Bringing it closer to becoming a pure play Permian company, Pioneer Natural Resources Co. (PXD) has put a block of about 640,000 net acres in southeast Colorado on the market.
The announcement follows Pioneer’s sale of its Eagle Ford Shale midstream business to Enterprise Products Partners LP (EPD) on June 1 for $2.15 billion. The proceeds are planned to be allocated to Pioneer’s operations in the Permian Basin.
Pioneer’s sale in southeast Colorado is another move along those same lines for the Irving, Texas-based company, said Gabriele Sorbara, vice president of E&P/energy research at Topeka Capital Markets.
“Considering Pioneer’s tremendous running room in the emerging Wolfcamp shale plays, we believe this asset would likely be monetized to fund the growth in the Permian Basin," Sorbara said.
Sorbara said the company already has a strong liquidity position, with about $1.3 billion pro forma on the cash.
“They’re in good shape; they have good assets,” he said. “Pioneer is going to be able to weather this downturn better than anybody.”
Pioneer’s acreage in southeast Colorado is located in Bent, Cheyenne, Crowley, Elbert, Kiowa, Kit Carson, Lincoln, Prowers and Washington counties.
The company acquired the position in 2013 for about $75 per acre, he said. Shortly after, the land was going for north of $300 per acre.
The company’s acreage offsets impressive results in the Mississippian zone from Chama Oil & Minerals LLC and Nighthawk Energy Plc. Pioneer has permitted six vertical wells in the area to test various concepts, but the results haven’t been disclosed, Sobara said.
He said the package could go for anywhere between $100-200 an acre, equating to a $64 million to $128 million sale.
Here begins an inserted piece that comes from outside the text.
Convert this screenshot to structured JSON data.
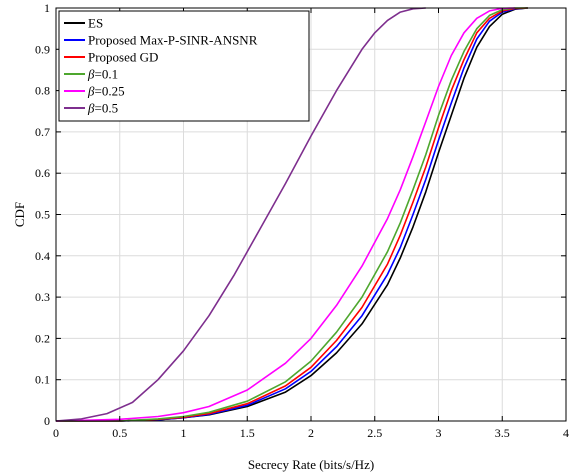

However, there is potential for a pleasant surprise given the amount of private equity money currently floating around the industry.
"There could be a team that wants to really get this asset and could come in and pay a premium for it because it is a good starter company type package," he said.
In this case, the acreage could go for more than of $200 per acre—a nice return on its investment, Sorbara said.
The proceeds would be put to work in the Midland Basin and Eagle Ford, where rates-of-return are above 50% at current commodity prices, he said.
"We like the Pioneer story for its position in the Midland Basin and Eagle Ford Shale, and believe nothing is priced into shares for this asset, which could turn out to be a surprise source of funds with the growing interest in the area," he said.
According to Sorbara, other publicly traded operators with exposure or adding acreage to the stacked pay targets in southeast Colorado include Anadarko Petroleum Corp. (APC), Chesapeake Energy Corp. (CHK), Devon Energy Corp. (DVN), Newfield Exploration Co. (NFX) and Southwestern Energy Co. (SWN).
Meagher Energy Advisors has been retained by the company to handle the sale.